Meet the Teacher Shaping Health and Equity in Rural Education

For Joshua Barden, teaching is about more than lessons and timetables; it’s about creating opportunities where they may not otherwise exist. As a Bachelor of Education graduate from the University of Newcastle, Josh has spent the past four years living and teaching in a small rural community, using health and physical education to address inequity and inspire change, guided by his belief that quality education shouldn’t be a postcode lottery.

Josh, dressed in a long-sleeve black shirt, stands at the front of a classroom pointing to a whiteboard covered in notes as he explains a lesson to his students.

Like many people, Josh was drawn to health and physical education through a love of sport, being active outdoors, and the positive impact it had on his own wellbeing. But the real spark came from the relationships he formed with inspiring teachers during his own schooling.

“When I was completing my initial teacher education at the University of Newcastle, I studied a unit about educational philosophy. It wasn’t a popular unit, especially among PDHPE teachers, but it was one of the most formative learning experiences I have had in my life.”

It was during this time that Josh began to think deeply about educational and social equity, which led him to pursue a rural scholarship placement program. For four years, he has been living and working on Ngoorabul Country in the New England northwest of NSW. Leaving behind everything familiar, he moved to a former mining town of just 500 people, where he serves as the single-person PDHPE faculty at Emmaville Central School. While welcomed warmly by the community, Josh has seen firsthand the challenges facing many rural students: from limited recreational options to issues of housing instability, food insecurity, and mental health concerns.

“When I started out at Emmaville, I was naive. I had no idea of the difficulties that some young people face – unstable housing, food insecurity, broken homes, mental health illness, physical inactivity, violence and addiction. The unfortunate reality is that, for many of the young people that I teach, or who live in remote areas, these are things that they live with every day.”

Initially, Josh focused on making every lesson fun to engage his students, but he quickly realised that enjoyment alone wasn’t enough. Over 18 months, he dedicated himself to truly understanding his students and their unique challenges. He came to see that simply being present in the classroom wasn’t sufficient, he needed to actively use education as a tool to address disadvantage and create meaningful opportunities for his students.

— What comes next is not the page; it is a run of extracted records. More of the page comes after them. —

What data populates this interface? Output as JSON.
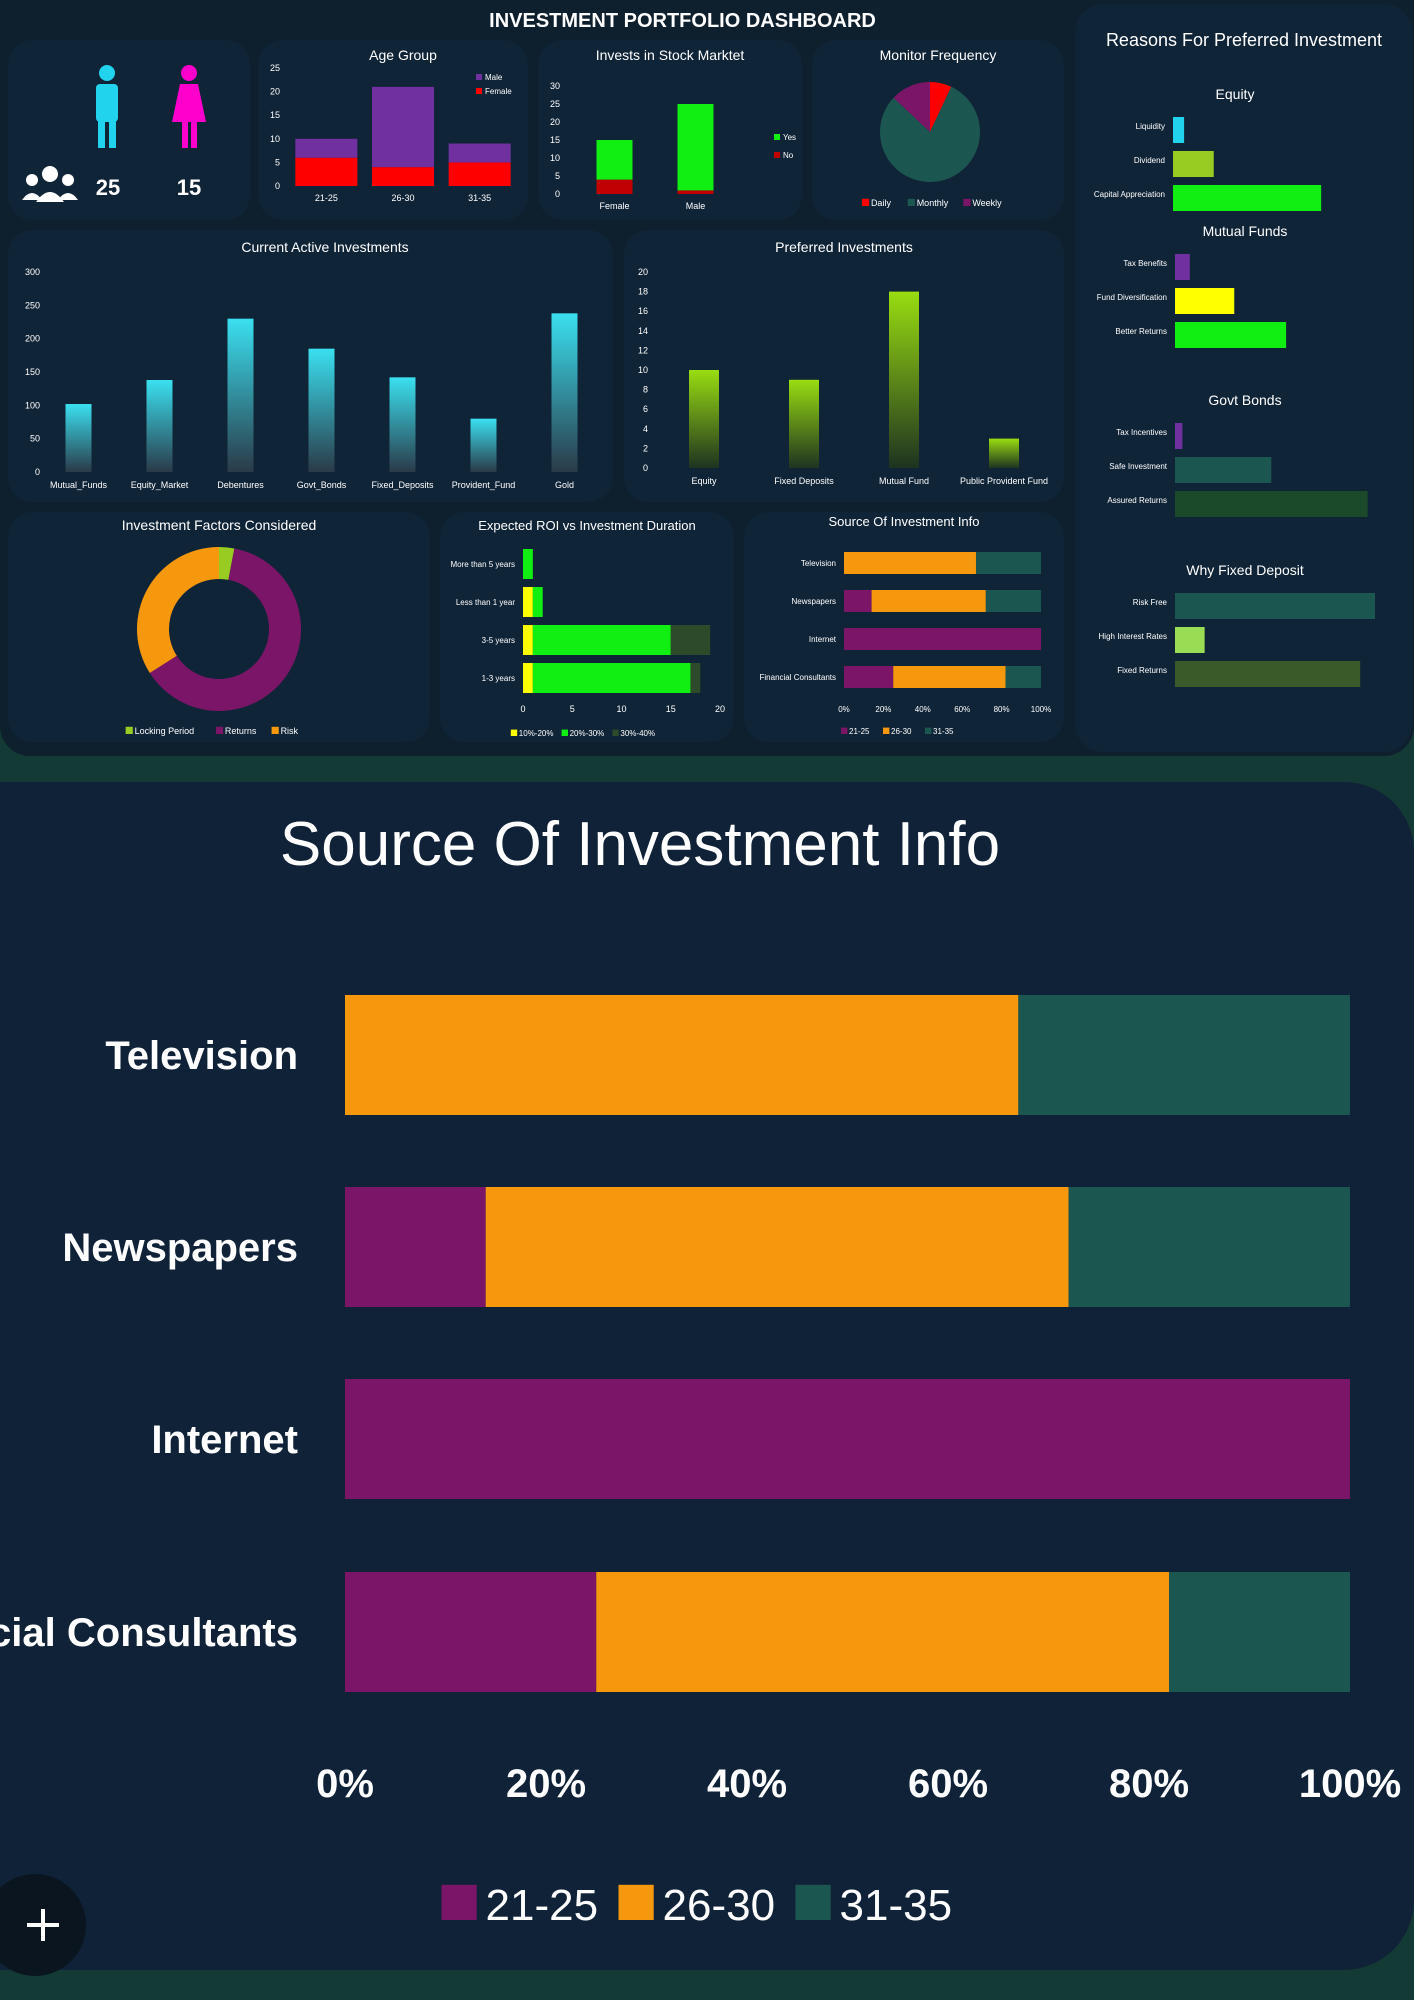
{
  "dashboard": {
    "title": "INVESTMENT PORTFOLIO DASHBOARD",
    "male_count": "25",
    "female_count": "15"
  },
  "colors": {
    "purple": "#7030a0",
    "red": "#ff0000",
    "green": "#11ee11",
    "darkred": "#c00000",
    "teal": "#1c5650",
    "magenta": "#7a1568",
    "orange": "#f5980d",
    "cyan": "#22d3ee",
    "pink": "#ff00cc"
  },
  "chart_data": [
    {
      "id": "age_group",
      "type": "bar",
      "title": "Age Group",
      "categories": [
        "21-25",
        "26-30",
        "31-35"
      ],
      "series": [
        {
          "name": "Male",
          "values": [
            4,
            17,
            4
          ]
        },
        {
          "name": "Female",
          "values": [
            6,
            4,
            5
          ]
        }
      ],
      "ylim": [
        0,
        25
      ],
      "yticks": [
        "25",
        "20",
        "15",
        "10",
        "5",
        "0"
      ]
    },
    {
      "id": "stock_market",
      "type": "bar",
      "title": "Invests in Stock Marktet",
      "categories": [
        "Female",
        "Male"
      ],
      "series": [
        {
          "name": "Yes",
          "values": [
            11,
            24
          ]
        },
        {
          "name": "No",
          "values": [
            4,
            1
          ]
        }
      ],
      "ylim": [
        0,
        30
      ],
      "yticks": [
        "30",
        "25",
        "20",
        "15",
        "10",
        "5",
        "0"
      ]
    },
    {
      "id": "monitor_frequency",
      "type": "pie",
      "title": "Monitor Frequency",
      "labels": [
        "Daily",
        "Monthly",
        "Weekly"
      ],
      "values": [
        7,
        80,
        13
      ]
    },
    {
      "id": "current_active",
      "type": "bar",
      "title": "Current Active Investments",
      "categories": [
        "Mutual_Funds",
        "Equity_Market",
        "Debentures",
        "Govt_Bonds",
        "Fixed_Deposits",
        "Provident_Fund",
        "Gold"
      ],
      "values": [
        102,
        138,
        230,
        185,
        142,
        80,
        238
      ],
      "ylim": [
        0,
        300
      ],
      "yticks": [
        "300",
        "250",
        "200",
        "150",
        "100",
        "50",
        "0"
      ]
    },
    {
      "id": "preferred",
      "type": "bar",
      "title": "Preferred Investments",
      "categories": [
        "Equity",
        "Fixed Deposits",
        "Mutual Fund",
        "Public Provident Fund"
      ],
      "values": [
        10,
        9,
        18,
        3
      ],
      "ylim": [
        0,
        20
      ],
      "yticks": [
        "20",
        "18",
        "16",
        "14",
        "12",
        "10",
        "8",
        "6",
        "4",
        "2",
        "0"
      ]
    },
    {
      "id": "factors",
      "type": "pie",
      "title": "Investment Factors Considered",
      "labels": [
        "Locking Period",
        "Returns",
        "Risk"
      ],
      "values": [
        3,
        63,
        34
      ]
    },
    {
      "id": "roi",
      "type": "bar",
      "title": "Expected ROI vs Investment Duration",
      "categories": [
        "More than 5 years",
        "Less than 1 year",
        "3-5 years",
        "1-3 years"
      ],
      "series": [
        {
          "name": "10%-20%",
          "values": [
            0,
            1,
            1,
            1
          ]
        },
        {
          "name": "20%-30%",
          "values": [
            1,
            1,
            14,
            16
          ]
        },
        {
          "name": "30%-40%",
          "values": [
            0,
            0,
            4,
            1
          ]
        }
      ],
      "xlim": [
        0,
        20
      ],
      "xticks": [
        "0",
        "5",
        "10",
        "15",
        "20"
      ]
    },
    {
      "id": "source_info",
      "type": "bar",
      "title": "Source Of Investment Info",
      "categories": [
        "Television",
        "Newspapers",
        "Internet",
        "Financial Consultants"
      ],
      "series": [
        {
          "name": "21-25",
          "values": [
            0,
            14,
            100,
            25
          ]
        },
        {
          "name": "26-30",
          "values": [
            67,
            58,
            0,
            57
          ]
        },
        {
          "name": "31-35",
          "values": [
            33,
            28,
            0,
            18
          ]
        }
      ],
      "xlim": [
        0,
        100
      ],
      "xticks": [
        "0%",
        "20%",
        "40%",
        "60%",
        "80%",
        "100%"
      ]
    },
    {
      "id": "reasons",
      "type": "bar",
      "title": "Reasons For Preferred Investment",
      "groups": [
        {
          "title": "Equity",
          "labels": [
            "Liquidity",
            "Dividend",
            "Capital Appreciation"
          ],
          "values": [
            1.5,
            5.5,
            20
          ],
          "colors": [
            "#22d3ee",
            "#99cc22",
            "#11ee11"
          ]
        },
        {
          "title": "Mutual Funds",
          "labels": [
            "Tax Benefits",
            "Fund Diversification",
            "Better Returns"
          ],
          "values": [
            2,
            8,
            15
          ],
          "colors": [
            "#7030a0",
            "#ffff00",
            "#11ee11"
          ]
        },
        {
          "title": "Govt Bonds",
          "labels": [
            "Tax Incentives",
            "Safe Investment",
            "Assured Returns"
          ],
          "values": [
            1,
            13,
            26
          ],
          "colors": [
            "#7030a0",
            "#1c5650",
            "#1a4a2a"
          ]
        },
        {
          "title": "Why Fixed Deposit",
          "labels": [
            "Risk Free",
            "High Interest Rates",
            "Fixed Returns"
          ],
          "values": [
            27,
            4,
            25
          ],
          "colors": [
            "#1c5650",
            "#99dd55",
            "#3a5a2a"
          ]
        }
      ]
    }
  ]
}
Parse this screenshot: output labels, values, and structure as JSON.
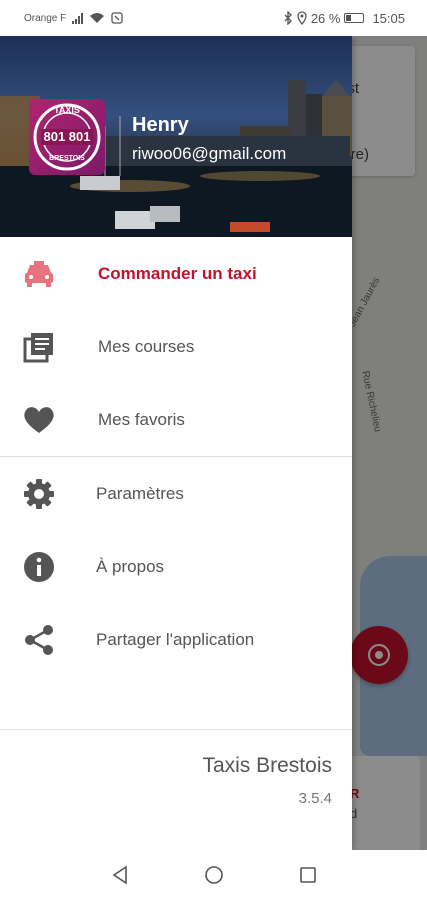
{
  "status_bar": {
    "carrier": "Orange F",
    "battery": "26 %",
    "time": "15:05"
  },
  "map": {
    "card_line1": "est",
    "card_line2": "pire)",
    "street_a": "Rue Jean Jaurès",
    "street_b": "Rue Richelieu",
    "bottom_card_line1": "R",
    "bottom_card_line2": "d"
  },
  "drawer": {
    "header": {
      "logo_text_top": "TAXIS",
      "logo_number": "801 801",
      "logo_text_bottom": "BRESTOIS",
      "user_name": "Henry",
      "user_email": "riwoo06@gmail.com"
    },
    "menu": [
      {
        "label": "Commander un taxi",
        "icon": "taxi-icon",
        "active": true
      },
      {
        "label": "Mes courses",
        "icon": "list-icon",
        "active": false
      },
      {
        "label": "Mes favoris",
        "icon": "heart-icon",
        "active": false
      },
      {
        "label": "Paramètres",
        "icon": "gear-icon",
        "active": false
      },
      {
        "label": "À propos",
        "icon": "info-icon",
        "active": false
      },
      {
        "label": "Partager l'application",
        "icon": "share-icon",
        "active": false
      }
    ],
    "footer": {
      "brand": "Taxis Brestois",
      "version": "3.5.4"
    }
  },
  "colors": {
    "accent": "#c4122d",
    "active_icon": "#e8737f",
    "icon": "#555555"
  }
}
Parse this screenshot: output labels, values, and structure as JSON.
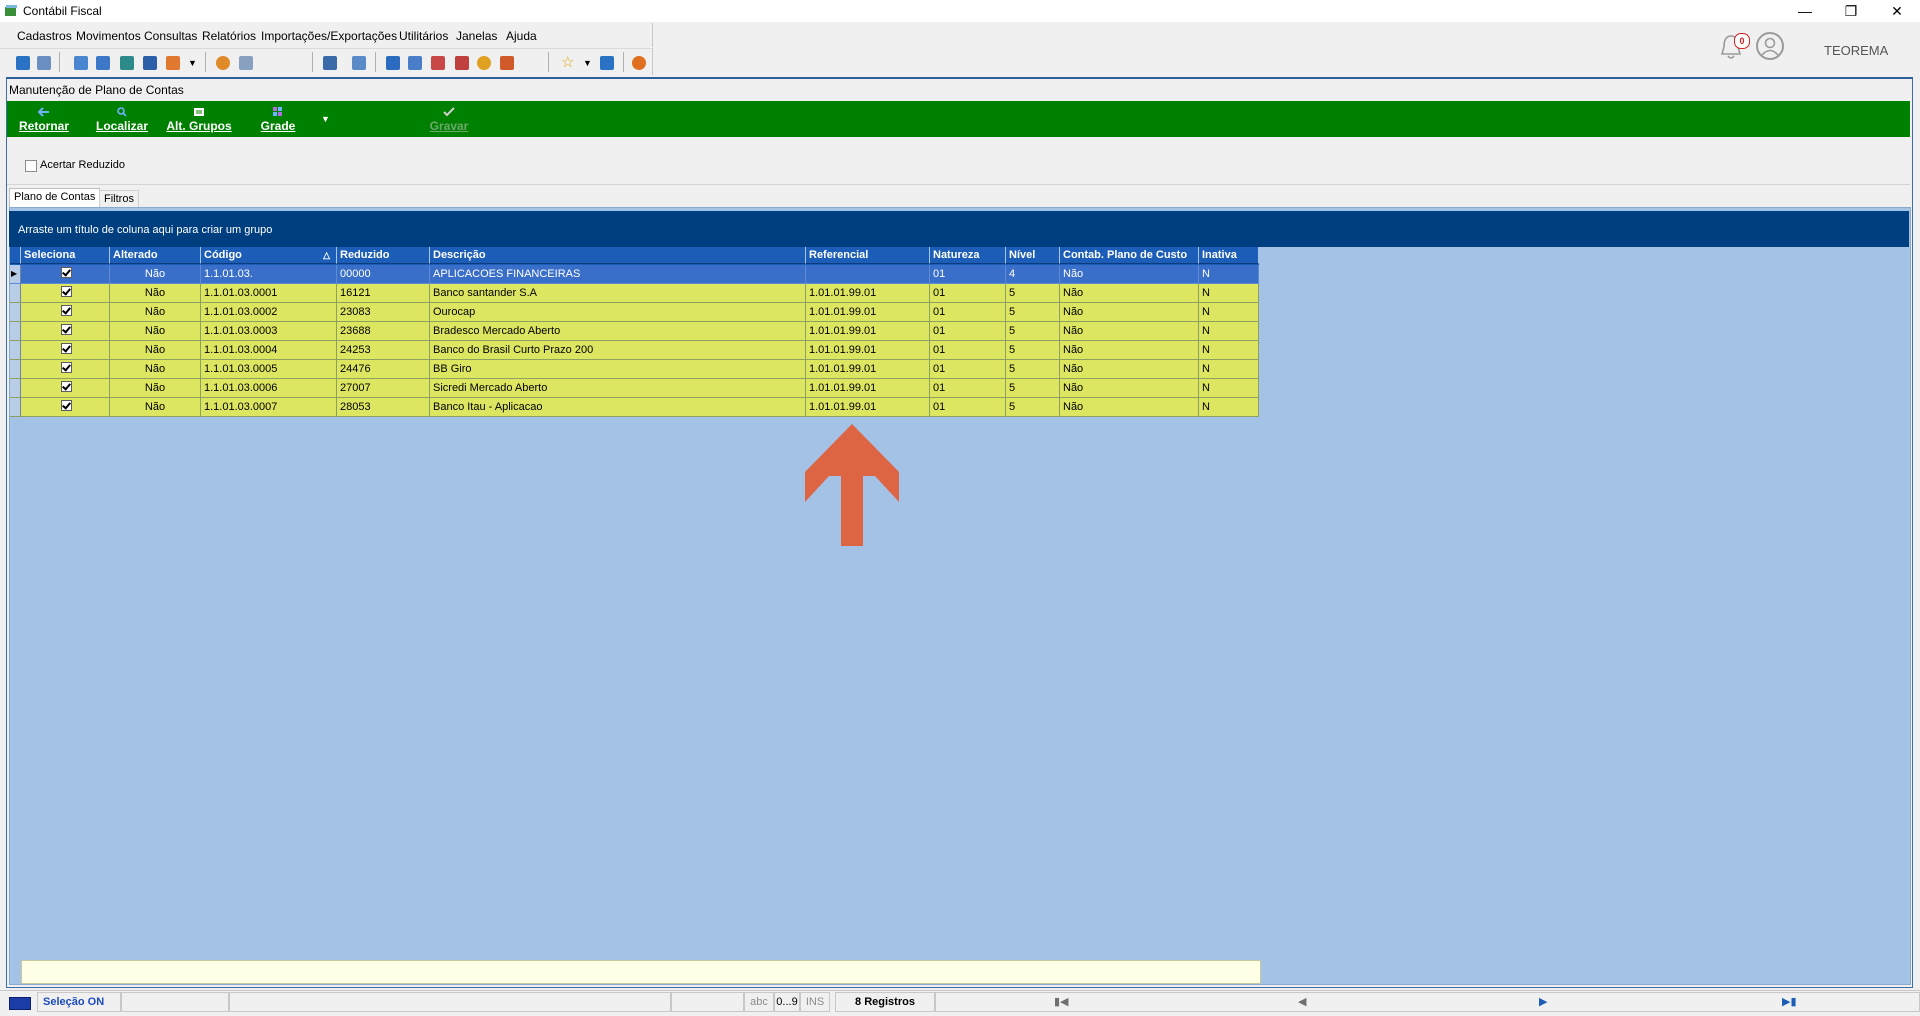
{
  "window": {
    "title": "Contábil Fiscal"
  },
  "menu": [
    "Cadastros",
    "Movimentos",
    "Consultas",
    "Relatórios",
    "Importações/Exportações",
    "Utilitários",
    "Janelas",
    "Ajuda"
  ],
  "notifications": {
    "count": "0"
  },
  "user": {
    "name": "TEOREMA"
  },
  "form": {
    "title": "Manutenção de Plano de Contas",
    "actions": {
      "retornar": "Retornar",
      "localizar": "Localizar",
      "alt_grupos": "Alt. Grupos",
      "grade": "Grade",
      "gravar": "Gravar"
    },
    "checkbox_label": "Acertar Reduzido",
    "tabs": [
      "Plano de Contas",
      "Filtros"
    ]
  },
  "grid": {
    "group_hint": "Arraste um título de coluna aqui para criar um grupo",
    "columns": [
      "Seleciona",
      "Alterado",
      "Código",
      "Reduzido",
      "Descrição",
      "Referencial",
      "Natureza",
      "Nível",
      "Contab. Plano de Custo",
      "Inativa"
    ],
    "rows": [
      {
        "alterado": "Não",
        "codigo": "1.1.01.03.",
        "reduzido": "00000",
        "descricao": "APLICACOES FINANCEIRAS",
        "referencial": "",
        "natureza": "01",
        "nivel": "4",
        "contab": "Não",
        "inativa": "N"
      },
      {
        "alterado": "Não",
        "codigo": "1.1.01.03.0001",
        "reduzido": "16121",
        "descricao": "Banco santander S.A",
        "referencial": "1.01.01.99.01",
        "natureza": "01",
        "nivel": "5",
        "contab": "Não",
        "inativa": "N"
      },
      {
        "alterado": "Não",
        "codigo": "1.1.01.03.0002",
        "reduzido": "23083",
        "descricao": "Ourocap",
        "referencial": "1.01.01.99.01",
        "natureza": "01",
        "nivel": "5",
        "contab": "Não",
        "inativa": "N"
      },
      {
        "alterado": "Não",
        "codigo": "1.1.01.03.0003",
        "reduzido": "23688",
        "descricao": "Bradesco Mercado Aberto",
        "referencial": "1.01.01.99.01",
        "natureza": "01",
        "nivel": "5",
        "contab": "Não",
        "inativa": "N"
      },
      {
        "alterado": "Não",
        "codigo": "1.1.01.03.0004",
        "reduzido": "24253",
        "descricao": "Banco do Brasil Curto Prazo 200",
        "referencial": "1.01.01.99.01",
        "natureza": "01",
        "nivel": "5",
        "contab": "Não",
        "inativa": "N"
      },
      {
        "alterado": "Não",
        "codigo": "1.1.01.03.0005",
        "reduzido": "24476",
        "descricao": "BB Giro",
        "referencial": "1.01.01.99.01",
        "natureza": "01",
        "nivel": "5",
        "contab": "Não",
        "inativa": "N"
      },
      {
        "alterado": "Não",
        "codigo": "1.1.01.03.0006",
        "reduzido": "27007",
        "descricao": "Sicredi  Mercado Aberto",
        "referencial": "1.01.01.99.01",
        "natureza": "01",
        "nivel": "5",
        "contab": "Não",
        "inativa": "N"
      },
      {
        "alterado": "Não",
        "codigo": "1.1.01.03.0007",
        "reduzido": "28053",
        "descricao": "Banco Itau - Aplicacao",
        "referencial": "1.01.01.99.01",
        "natureza": "01",
        "nivel": "5",
        "contab": "Não",
        "inativa": "N"
      }
    ]
  },
  "status": {
    "selecao": "Seleção ON",
    "abc": "abc",
    "digits": "0...9",
    "ins": "INS",
    "registros": "8 Registros"
  },
  "colors": {
    "accent_green": "#008000",
    "grid_header": "#1c5db8",
    "selected_row": "#3a6fc9",
    "row_yellow": "#dde661",
    "annotation_arrow": "#de6544"
  }
}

To achieve this, Josh implements trauma-informed practices to create safe and supportive learning environments, applies principles of cognitive science to strengthen learning and memory, and develops future-focused skills that equip his students for success beyond school, helping to break cycles of disadvantage.

“So much of what prevents people from living productive and prosperous lives can be attributed to poor social-emotional development, chronic lifestyle illness, or mental health problems. Each of which is a key area of content for health and physical educators.”

Josh’s dedication to equitable education and student wellbeing has been recognised nationally. In 2023, he was named an Early Career Teacher Scholarship Awardee at the Commonwealth Bank Teaching Awards, presented by Schools Plus, one of only ten teachers selected across Australia. In 2024, Josh was recognised on The Educator’s Rising Stars list, highlighting early-career teachers with exceptional leadership potential, innovative teaching practices, and significant contributions to the profession. Most recently, in 2025, he received the Mary Armstrong Award for Early Career Teacher Leadership at the ACEL NSW Branch awards.

Central to Josh’s approach are four guiding principles

Every community and student faces unique challenges. Josh believes teachers must deeply understand their context, identify gaps, trial solutions, and reflect on outcomes in an ongoing cycle of improvement.

Lessons must have a clear purpose. Josh connects learning to real-life examples and emphasises practical application, so students understand why what they are learning matters.

Support from colleagues and other educators is critical. For Josh, building connections inside and outside the school ensures resilience, fresh ideas, and prevents working in isolation.

Teaching health and physical education in rural communities is about more than sport, it’s about tackling health inequities, building resilience, and inspiring lifelong wellbeing.

Josh encourages teachers considering a rural placement to take the leap.

“By creating strong leaders and passionate health advocates today, we get healthier rural communities, and a more equitable health landscape, tomorrow. If you choose the ‘tree’ change, and the lifestyle doesn’t hook you in and keep you there, the feeling that you are really making a tangible impact every day, and contributing to a more equitable health landscape, certainly will.”